Take the time you would spend listening to forecasts and instead use
it to analyze a business’s track record.
Develop an investing strategy that does not depend on the overall movement
of the market.
19. Understand
“Mr. Market” and the “Margin of Safety”
What makes for a good investor?
A good investor is one who combines good business judgment
with an ability to ignore the wild swings of the marketplace.
When the emotions start
to swirl, remember Ben Graham’s “Mr.Market” concept, and look for a
“margin of safety”.
Make sure that you also understand Buffet’s concepts of Mr. Market and
the margin of safety.
Like the Lord, the market
helps those who help themselves. But, unlike God, the market doesn’t
forgive those who “know not what they do”.
Bide your time, and wait
for Mr. Market to get depressed and lower stock prices enough to provide
a margin-ofsafety buying opportunity.
20. Be Fearful
when Others Are Greedy and Greedy When Others Are Fearful
You can safely predict that people will be greedy, fearful, or foolish.

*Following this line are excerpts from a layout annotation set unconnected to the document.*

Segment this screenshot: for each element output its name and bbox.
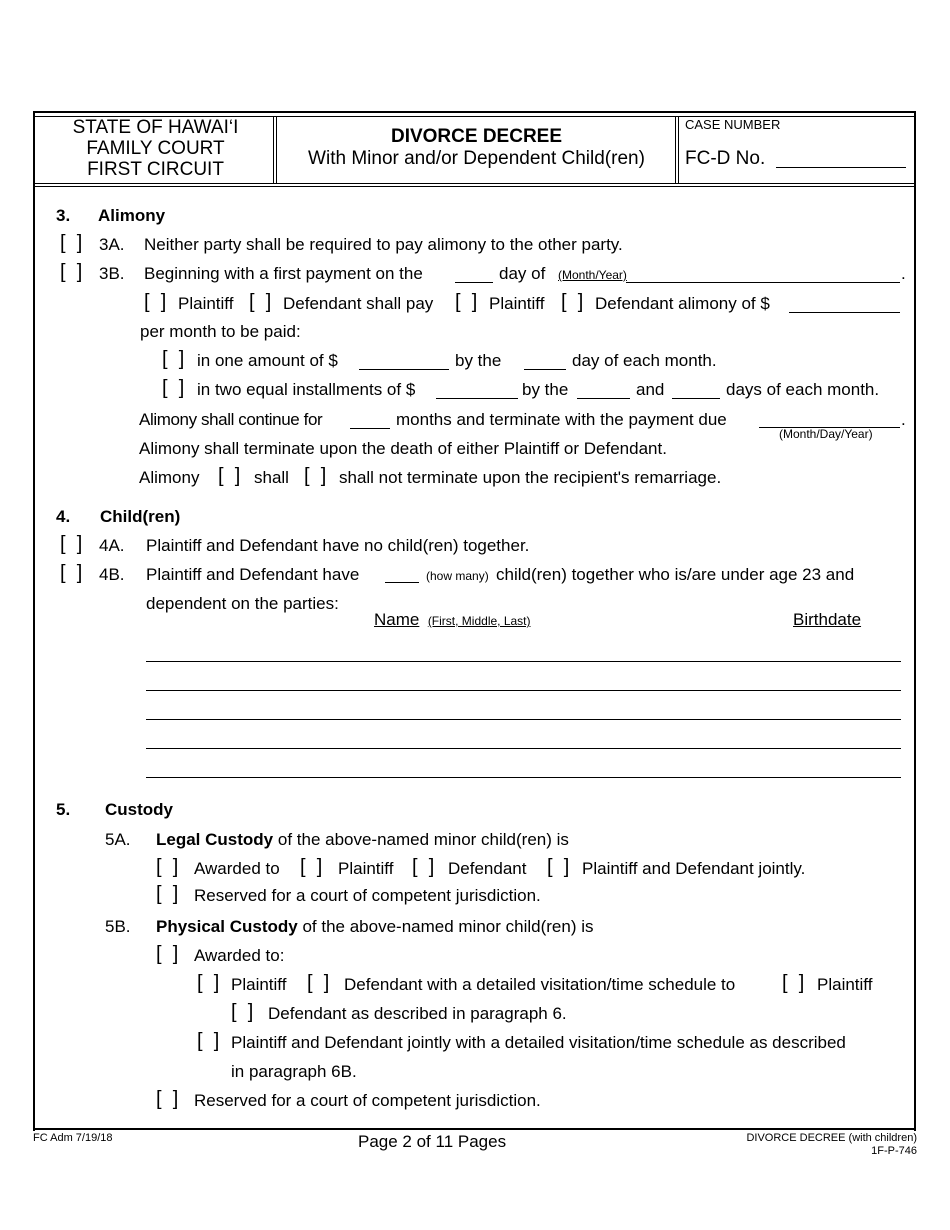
footer-doc-info [746,1132,917,1158]
physical-defendant-schedule-text: Defendant with a detailed visitation/time schedule to [344,975,736,994]
physical-custody-line [156,917,593,937]
checkbox-schedule-plaintiff[interactable]: [ ] [782,972,805,994]
installment-amount-field[interactable] [436,398,518,399]
checkbox-legal-awarded[interactable]: [ ] [156,856,179,878]
one-amount-day-field[interactable] [524,369,566,370]
terminate-death-text: Alimony shall terminate upon the death of either Plaintiff or Defendant. [139,439,667,458]
footer-doc-name: DIVORCE DECREE (with children) [746,1132,917,1144]
checkbox-payer-plaintiff[interactable]: [ ] [144,291,167,313]
two-installments-text: in two equal installments of $ [197,380,416,399]
period-continue: . [901,410,906,429]
one-amount-text: in one amount of $ [197,351,338,370]
label-5b: 5B. [105,917,131,936]
schedule-defendant-text: Defendant as described in paragraph 6. [268,1004,567,1023]
court-line-1: STATE OF HAWAI‘I [72,117,239,138]
checkbox-two-installments[interactable]: [ ] [162,377,185,399]
checkbox-3a[interactable]: [ ] [60,232,83,254]
text-4a: Plaintiff and Defendant have no child(ren) together. [146,536,530,555]
checkbox-legal-defendant[interactable]: [ ] [412,856,435,878]
checkbox-shall-not[interactable]: [ ] [304,465,327,487]
section-4-title: Child(ren) [100,507,181,526]
court-line-3: FIRST CIRCUIT [87,159,224,180]
payee-defendant-label: Defendant alimony of $ [595,294,770,313]
court-name [38,117,273,180]
checkbox-3b[interactable]: [ ] [60,261,83,283]
per-month-text: per month to be paid: [140,322,301,341]
legal-custody-line [156,830,569,850]
months-terminate-text: months and terminate with the payment due [396,410,727,429]
payer-defendant-label: Defendant shall pay [283,294,434,313]
payee-plaintiff-label: Plaintiff [489,294,545,313]
checkbox-physical-reserved[interactable]: [ ] [156,1088,179,1110]
legal-reserved-text: Reserved for a court of competent jurisdiction. [194,886,541,905]
label-4b: 4B. [99,565,125,584]
page-number: Page 2 of 11 Pages [358,1132,507,1151]
text-4b-have: Plaintiff and Defendant have [146,565,360,584]
legal-jointly-label: Plaintiff and Defendant jointly. [582,859,806,878]
name-column-header [374,610,531,630]
alimony-amount-field[interactable] [789,312,900,313]
document-subtitle: With Minor and/or Dependent Child(ren) [308,148,645,169]
checkbox-legal-reserved[interactable]: [ ] [156,883,179,905]
child-row-line[interactable] [146,777,901,778]
legal-defendant-label: Defendant [448,859,527,878]
label-4a: 4A. [99,536,125,555]
fcd-label: FC-D No. [685,148,766,169]
second-installment-day-field[interactable] [672,398,720,399]
physical-plaintiff-label: Plaintiff [231,975,287,994]
child-row-line[interactable] [146,661,901,662]
day-each-month-text: day of each month. [572,351,717,370]
continue-for-text: Alimony shall continue for [139,410,323,429]
checkbox-shall[interactable]: [ ] [218,465,241,487]
physical-jointly-text: Plaintiff and Defendant jointly with a detailed visitation/time schedule as described [231,1033,846,1052]
shall-text: shall [254,468,289,487]
checkbox-schedule-defendant[interactable]: [ ] [231,1001,254,1023]
month-day-year-hint: (Month/Day/Year) [779,427,873,441]
label-3a: 3A. [99,235,125,254]
physical-jointly-text-2: in paragraph 6B. [231,1062,357,1081]
case-number-label: CASE NUMBER [685,117,781,132]
alimony-word: Alimony [139,468,200,487]
label-5a: 5A. [105,830,131,849]
first-payment-month-year-field[interactable] [626,282,900,283]
document-title-block [278,126,675,170]
physical-custody-bold: Physical Custody [156,917,298,936]
checkbox-one-amount[interactable]: [ ] [162,348,185,370]
checkbox-payee-plaintiff[interactable]: [ ] [455,291,478,313]
payer-plaintiff-label: Plaintiff [178,294,234,313]
how-many-hint: (how many) [426,569,489,583]
and-text: and [636,380,665,399]
legal-custody-bold: Legal Custody [156,830,274,849]
shall-not-text: shall not terminate upon the recipient's remarriage. [339,468,722,487]
days-each-month-text: days of each month. [726,380,880,399]
period-3b: . [901,264,906,283]
checkbox-legal-plaintiff[interactable]: [ ] [300,856,323,878]
child-row-line[interactable] [146,719,901,720]
text-4b-dependent: dependent on the parties: [146,594,339,613]
schedule-plaintiff-label: Plaintiff [817,975,873,994]
checkbox-physical-defendant[interactable]: [ ] [307,972,330,994]
awarded-to-colon-text: Awarded to: [194,946,285,965]
form-code: FC Adm 7/19/18 [33,1132,113,1144]
checkbox-physical-awarded[interactable]: [ ] [156,943,179,965]
document-title: DIVORCE DECREE [390,126,563,147]
months-field[interactable] [350,428,390,429]
first-installment-day-field[interactable] [577,398,630,399]
checkbox-physical-plaintiff[interactable]: [ ] [197,972,220,994]
court-line-2: FAMILY COURT [86,138,225,159]
name-header: Name [374,610,420,629]
by-the-text-2: by the [522,380,569,399]
how-many-field[interactable] [385,582,419,583]
by-the-text: by the [455,351,502,370]
birthdate-column-header: Birthdate [793,610,862,629]
physical-custody-rest: of the above-named minor child(ren) is [302,917,594,936]
checkbox-payee-defendant[interactable]: [ ] [561,291,584,313]
label-3b: 3B. [99,264,125,283]
text-3a: Neither party shall be required to pay alimony to the other party. [144,235,623,254]
checkbox-payer-defendant[interactable]: [ ] [249,291,272,313]
text-4b-together: child(ren) together who is/are under age 23 and [496,565,855,584]
name-hint: (First, Middle, Last) [427,614,531,628]
footer-form-number: 1F-P-746 [871,1145,917,1157]
legal-custody-rest: of the above-named minor child(ren) is [277,830,569,849]
child-row-line[interactable] [146,690,901,691]
checkbox-4a[interactable]: [ ] [60,533,83,555]
section-3-number: 3. [56,206,71,225]
checkbox-legal-jointly[interactable]: [ ] [547,856,570,878]
section-5-number: 5. [56,800,71,819]
first-payment-day-field[interactable] [455,282,493,283]
one-amount-field[interactable] [359,369,449,370]
awarded-to-text: Awarded to [194,859,280,878]
child-row-line[interactable] [146,748,901,749]
checkbox-4b[interactable]: [ ] [60,562,83,584]
text-3b-first-payment: Beginning with a first payment on the [144,264,423,283]
month-year-hint: (Month/Year) [558,268,627,282]
checkbox-physical-jointly[interactable]: [ ] [197,1030,220,1052]
text-3b-day-of: day of [499,264,546,283]
physical-reserved-text: Reserved for a court of competent jurisdiction. [194,1091,541,1110]
section-3-title: Alimony [98,206,166,225]
section-5-title: Custody [105,800,173,819]
section-4-number: 4. [56,507,71,526]
legal-plaintiff-label: Plaintiff [338,859,394,878]
fcd-number-field[interactable] [776,167,906,168]
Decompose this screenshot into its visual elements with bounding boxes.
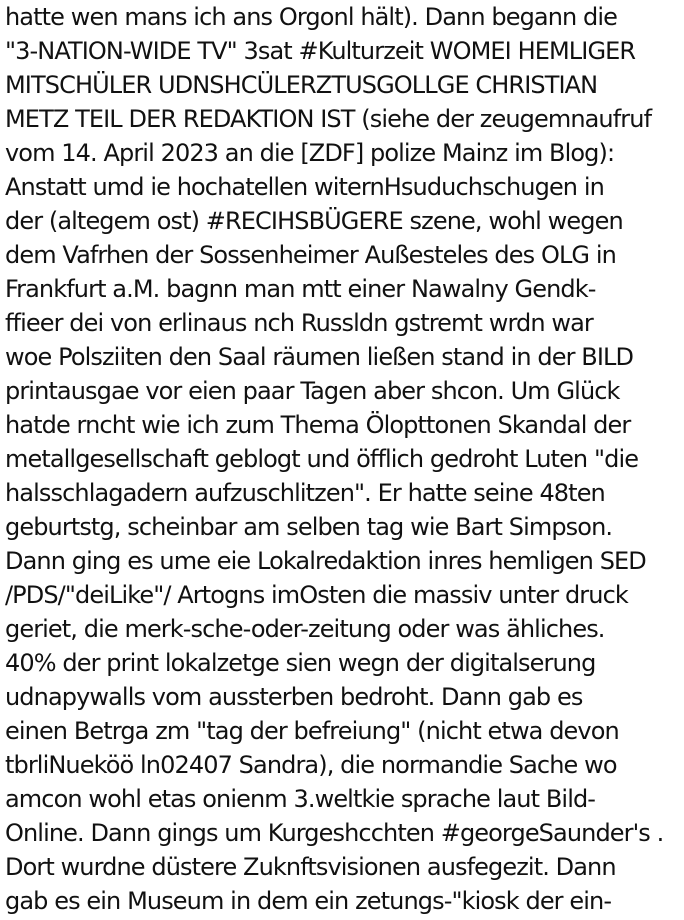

Trouble is you just can’t predict when or in what order.
Buy when people are selling and sell when people are buying.
21. Read, Read
Some More, and Then Think
Mr. Warren Buffet spends something like six hours a day reading and
an hour or two on the phone. The rest of the time, he thinks.
He therefore advises to get in the habit of reading. The best thing
to start is to read Buffett’s annual reports and letters.
Finally, restrict your time only to things worth reading.
22. Use All Your
Horsepower
How big is your engine, and how efficiently do you put it to work?
Warren Buffett suggests that lots of people have “400 – horsepower engines”
but only 100 horsepower of output.
Smart people, in other words, often allow themselves to get distracted
from the task at hand and act in irrational ways.
The person who gets full output from a 200-horse-power engine, says
Buffett, is a lot better off.
Make sure that you have the right role models. Strive for rational behaviour,
good habits, and proper temperament.
Write down the habits, practices and philosophies that you want to make
your own.
Then be sure to keep track of them and eventually own them.
Financial success is a “matter of having the right habits”.
23. Learn from
the Costly Mistakes of Others
This is self explanatory and need no comments!
24. Become a
Sound Investor
Buffet says that Ben Graham was about “sound investing”. He wasn’t about
brilliant investing or fads and fashions, and the good thing about sound
investing is that it can make you wealthy if you are in not too much
of a hurry, and it never makes you poor.
To become a sound investor, you need to develop sound investing habits.
Always fight the noise to get the real story.
Always practice continuous improvement.